The problem with the idea of relative truth is that if truth is relative it is impossible to know anything. If truth is relative, then the statements A black spider crawled up the wall and It will rain tomorrow in New Jersey are saying the same thing or at least are indistinguishable. Nothing can mean anything, and therefore nothing can be known or even thought. But to say something is true for me implies that something has meaning, that it can in fact be distinguished from other somethings that are not true for me. But if truth is relative it cannot. It further implies that there is something about me that could make that statement true for me. But if truth is relative I have no basis for knowing I exist, let alone knowing that a particular statement is true for me.
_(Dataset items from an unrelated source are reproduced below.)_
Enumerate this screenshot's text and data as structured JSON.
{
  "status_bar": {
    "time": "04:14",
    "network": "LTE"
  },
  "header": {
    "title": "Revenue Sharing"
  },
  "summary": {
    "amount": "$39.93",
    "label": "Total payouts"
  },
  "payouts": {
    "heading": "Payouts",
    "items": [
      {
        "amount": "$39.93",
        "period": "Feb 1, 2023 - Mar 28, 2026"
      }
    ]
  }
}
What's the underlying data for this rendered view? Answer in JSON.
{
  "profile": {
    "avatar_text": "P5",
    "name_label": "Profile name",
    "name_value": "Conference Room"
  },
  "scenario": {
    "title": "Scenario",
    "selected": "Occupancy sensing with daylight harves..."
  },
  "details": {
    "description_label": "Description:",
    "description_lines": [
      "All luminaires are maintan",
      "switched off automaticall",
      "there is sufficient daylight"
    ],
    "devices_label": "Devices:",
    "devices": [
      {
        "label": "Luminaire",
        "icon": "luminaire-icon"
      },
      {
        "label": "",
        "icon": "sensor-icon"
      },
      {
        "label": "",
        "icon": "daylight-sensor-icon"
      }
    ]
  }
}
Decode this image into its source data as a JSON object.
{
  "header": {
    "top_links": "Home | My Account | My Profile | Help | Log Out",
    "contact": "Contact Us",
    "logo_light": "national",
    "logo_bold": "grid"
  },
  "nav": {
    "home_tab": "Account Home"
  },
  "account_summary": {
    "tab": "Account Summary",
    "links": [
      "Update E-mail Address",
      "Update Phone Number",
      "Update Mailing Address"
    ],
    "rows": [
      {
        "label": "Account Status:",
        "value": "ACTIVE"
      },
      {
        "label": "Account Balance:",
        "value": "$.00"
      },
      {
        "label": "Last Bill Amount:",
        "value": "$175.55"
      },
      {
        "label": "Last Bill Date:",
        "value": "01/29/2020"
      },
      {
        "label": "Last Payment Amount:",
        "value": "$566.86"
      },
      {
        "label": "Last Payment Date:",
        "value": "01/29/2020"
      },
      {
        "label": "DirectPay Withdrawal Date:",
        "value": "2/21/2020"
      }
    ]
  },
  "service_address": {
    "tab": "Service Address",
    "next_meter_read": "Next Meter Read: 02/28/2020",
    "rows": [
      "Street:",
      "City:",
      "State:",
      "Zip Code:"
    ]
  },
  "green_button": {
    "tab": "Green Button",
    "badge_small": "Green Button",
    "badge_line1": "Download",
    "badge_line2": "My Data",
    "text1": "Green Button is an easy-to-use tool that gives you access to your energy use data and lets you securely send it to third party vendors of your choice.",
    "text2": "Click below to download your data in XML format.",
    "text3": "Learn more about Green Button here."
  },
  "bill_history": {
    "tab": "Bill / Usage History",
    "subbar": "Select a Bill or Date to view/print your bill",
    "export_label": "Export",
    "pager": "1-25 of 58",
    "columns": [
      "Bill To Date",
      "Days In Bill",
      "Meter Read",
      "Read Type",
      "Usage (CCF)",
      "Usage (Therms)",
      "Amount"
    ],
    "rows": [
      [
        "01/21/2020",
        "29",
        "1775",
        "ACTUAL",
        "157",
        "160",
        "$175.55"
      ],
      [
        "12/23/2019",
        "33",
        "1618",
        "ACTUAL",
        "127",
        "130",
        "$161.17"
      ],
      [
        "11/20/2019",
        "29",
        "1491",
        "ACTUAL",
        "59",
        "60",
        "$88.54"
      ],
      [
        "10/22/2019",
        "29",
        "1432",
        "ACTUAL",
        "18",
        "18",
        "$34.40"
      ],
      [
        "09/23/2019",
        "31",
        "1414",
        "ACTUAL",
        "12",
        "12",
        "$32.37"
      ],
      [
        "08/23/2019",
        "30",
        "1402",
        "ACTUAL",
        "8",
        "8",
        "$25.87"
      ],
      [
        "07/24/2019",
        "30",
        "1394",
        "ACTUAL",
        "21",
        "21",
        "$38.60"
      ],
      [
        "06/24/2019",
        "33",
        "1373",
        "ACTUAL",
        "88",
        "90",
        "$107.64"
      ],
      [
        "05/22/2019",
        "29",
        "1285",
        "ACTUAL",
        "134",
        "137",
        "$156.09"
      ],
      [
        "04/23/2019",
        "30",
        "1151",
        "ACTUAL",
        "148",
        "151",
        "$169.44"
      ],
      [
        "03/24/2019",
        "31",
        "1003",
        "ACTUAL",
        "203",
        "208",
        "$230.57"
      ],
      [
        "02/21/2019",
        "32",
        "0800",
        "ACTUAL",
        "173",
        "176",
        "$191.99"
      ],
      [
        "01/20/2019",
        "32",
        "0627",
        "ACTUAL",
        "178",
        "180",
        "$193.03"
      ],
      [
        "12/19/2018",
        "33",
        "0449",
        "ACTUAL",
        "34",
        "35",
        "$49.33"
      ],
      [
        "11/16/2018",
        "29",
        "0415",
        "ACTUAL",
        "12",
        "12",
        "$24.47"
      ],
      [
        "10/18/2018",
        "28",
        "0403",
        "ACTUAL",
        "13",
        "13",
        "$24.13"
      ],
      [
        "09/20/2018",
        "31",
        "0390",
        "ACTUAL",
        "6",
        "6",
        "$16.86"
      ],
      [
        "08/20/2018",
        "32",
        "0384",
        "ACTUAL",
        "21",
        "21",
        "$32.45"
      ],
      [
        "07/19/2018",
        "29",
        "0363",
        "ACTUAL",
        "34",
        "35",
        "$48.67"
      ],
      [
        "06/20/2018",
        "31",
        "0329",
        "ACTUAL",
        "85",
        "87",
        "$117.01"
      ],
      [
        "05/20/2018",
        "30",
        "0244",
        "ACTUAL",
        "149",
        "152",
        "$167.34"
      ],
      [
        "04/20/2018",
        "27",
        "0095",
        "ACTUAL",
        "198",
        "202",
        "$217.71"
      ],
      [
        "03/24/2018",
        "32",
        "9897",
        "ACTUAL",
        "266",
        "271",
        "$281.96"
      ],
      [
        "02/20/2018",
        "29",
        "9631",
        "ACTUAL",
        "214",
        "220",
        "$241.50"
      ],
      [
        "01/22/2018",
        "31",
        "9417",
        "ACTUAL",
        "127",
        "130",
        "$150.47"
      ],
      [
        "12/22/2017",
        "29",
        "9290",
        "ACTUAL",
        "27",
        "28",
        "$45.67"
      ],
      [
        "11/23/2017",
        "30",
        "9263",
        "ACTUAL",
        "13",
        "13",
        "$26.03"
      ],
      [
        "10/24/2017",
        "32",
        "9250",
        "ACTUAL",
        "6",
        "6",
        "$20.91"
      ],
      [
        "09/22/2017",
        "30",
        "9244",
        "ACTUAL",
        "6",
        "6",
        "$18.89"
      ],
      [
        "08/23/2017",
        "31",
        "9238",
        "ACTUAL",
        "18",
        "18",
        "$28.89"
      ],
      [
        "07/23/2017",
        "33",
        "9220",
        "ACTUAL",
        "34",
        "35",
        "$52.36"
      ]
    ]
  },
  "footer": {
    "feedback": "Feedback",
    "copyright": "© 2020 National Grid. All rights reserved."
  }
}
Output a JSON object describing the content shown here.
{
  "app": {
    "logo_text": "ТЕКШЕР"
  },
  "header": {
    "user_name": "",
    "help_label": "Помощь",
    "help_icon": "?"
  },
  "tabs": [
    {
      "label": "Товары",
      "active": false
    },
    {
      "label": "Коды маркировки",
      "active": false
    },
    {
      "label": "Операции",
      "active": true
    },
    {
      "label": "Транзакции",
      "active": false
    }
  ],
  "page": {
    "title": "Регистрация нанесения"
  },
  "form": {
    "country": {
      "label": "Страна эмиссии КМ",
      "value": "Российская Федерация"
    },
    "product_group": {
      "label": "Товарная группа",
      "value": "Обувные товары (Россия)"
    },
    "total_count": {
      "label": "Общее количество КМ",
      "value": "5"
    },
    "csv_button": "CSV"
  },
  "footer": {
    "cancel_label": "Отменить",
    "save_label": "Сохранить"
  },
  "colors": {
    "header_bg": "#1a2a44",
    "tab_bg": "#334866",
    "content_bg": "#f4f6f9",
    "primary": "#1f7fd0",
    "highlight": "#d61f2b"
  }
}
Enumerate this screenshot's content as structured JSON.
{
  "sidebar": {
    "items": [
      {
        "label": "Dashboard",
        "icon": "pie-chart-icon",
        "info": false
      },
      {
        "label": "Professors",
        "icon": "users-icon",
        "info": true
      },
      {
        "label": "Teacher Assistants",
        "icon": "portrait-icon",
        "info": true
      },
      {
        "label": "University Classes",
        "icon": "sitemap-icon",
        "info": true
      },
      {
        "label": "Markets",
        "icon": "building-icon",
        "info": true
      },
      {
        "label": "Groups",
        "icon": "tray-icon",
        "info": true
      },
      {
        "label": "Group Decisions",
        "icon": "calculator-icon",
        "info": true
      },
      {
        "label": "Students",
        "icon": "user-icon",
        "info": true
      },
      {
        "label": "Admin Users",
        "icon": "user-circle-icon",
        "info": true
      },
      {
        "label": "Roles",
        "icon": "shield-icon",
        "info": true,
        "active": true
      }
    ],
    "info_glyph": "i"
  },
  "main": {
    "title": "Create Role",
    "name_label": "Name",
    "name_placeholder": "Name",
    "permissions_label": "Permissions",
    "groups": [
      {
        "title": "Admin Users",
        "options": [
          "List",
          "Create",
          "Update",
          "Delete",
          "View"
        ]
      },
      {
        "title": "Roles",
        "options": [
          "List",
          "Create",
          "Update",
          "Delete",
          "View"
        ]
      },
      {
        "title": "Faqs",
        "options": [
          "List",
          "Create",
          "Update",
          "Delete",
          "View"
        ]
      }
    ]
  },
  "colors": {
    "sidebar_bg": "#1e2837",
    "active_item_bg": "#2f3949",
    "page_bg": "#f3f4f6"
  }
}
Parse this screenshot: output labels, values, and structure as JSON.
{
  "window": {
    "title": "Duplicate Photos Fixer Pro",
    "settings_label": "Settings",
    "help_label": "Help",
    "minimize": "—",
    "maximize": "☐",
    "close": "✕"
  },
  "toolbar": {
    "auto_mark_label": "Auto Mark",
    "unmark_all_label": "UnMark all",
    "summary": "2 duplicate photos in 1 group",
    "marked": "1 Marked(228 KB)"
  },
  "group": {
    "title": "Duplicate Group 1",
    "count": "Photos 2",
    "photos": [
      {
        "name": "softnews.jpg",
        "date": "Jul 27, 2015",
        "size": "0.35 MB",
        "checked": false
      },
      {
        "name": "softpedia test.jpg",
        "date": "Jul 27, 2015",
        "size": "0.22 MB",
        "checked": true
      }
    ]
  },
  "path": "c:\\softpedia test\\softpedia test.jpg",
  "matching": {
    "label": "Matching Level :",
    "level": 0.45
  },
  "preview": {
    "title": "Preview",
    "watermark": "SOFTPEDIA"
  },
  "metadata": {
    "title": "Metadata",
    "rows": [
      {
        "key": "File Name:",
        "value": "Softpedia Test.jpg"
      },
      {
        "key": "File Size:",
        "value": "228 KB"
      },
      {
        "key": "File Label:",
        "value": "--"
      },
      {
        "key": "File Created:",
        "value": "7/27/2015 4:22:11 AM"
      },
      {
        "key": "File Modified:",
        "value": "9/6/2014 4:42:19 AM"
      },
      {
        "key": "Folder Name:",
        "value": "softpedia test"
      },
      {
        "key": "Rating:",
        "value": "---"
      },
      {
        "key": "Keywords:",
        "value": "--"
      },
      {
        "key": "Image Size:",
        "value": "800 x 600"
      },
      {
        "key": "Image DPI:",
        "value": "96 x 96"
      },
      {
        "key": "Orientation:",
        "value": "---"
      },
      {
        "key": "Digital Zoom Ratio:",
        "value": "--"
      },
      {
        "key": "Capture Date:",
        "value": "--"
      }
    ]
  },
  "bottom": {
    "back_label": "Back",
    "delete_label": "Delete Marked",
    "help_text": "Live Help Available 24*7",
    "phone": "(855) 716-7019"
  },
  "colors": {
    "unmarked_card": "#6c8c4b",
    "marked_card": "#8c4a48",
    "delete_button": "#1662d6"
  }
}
I can say something being true for me is purely subjective, but this does not solve the problem. If truth is relative, how do I distinguish one subjective state from another or even decide if I am having a subjective state or not? The problem with relative truth is it is always sneaking truth back in the back door. It has to in order to say anything coherent at all.

There is is a common assumption among those who hold to relative truth that relative truth is what everyone always used to hold until someone (the most common suspect is Aristotle) came along and corrupted things by introducing  the idea of absolute truth. I see no basis for this other than circular reasoning. The truth is that  absolute truth is what every sane person, other then a few sophistical philosophers, always held before modern times. Everything written (and the fact that they had bothered to write anything) supports this. Every act we make every second of the day requires this. If I get up in the morning, it means I see getting up as a definable action and as distinguishable from not getting up. If I turn the key in the ignition of my car, it is because I understand it to be true that this will start the car, and if the car does not start I take the car to be repaired. And all of this assumes that car, ignition, turn, and start have meanings. Let us call nonsense by its name and exclude it from any meaningful discussion.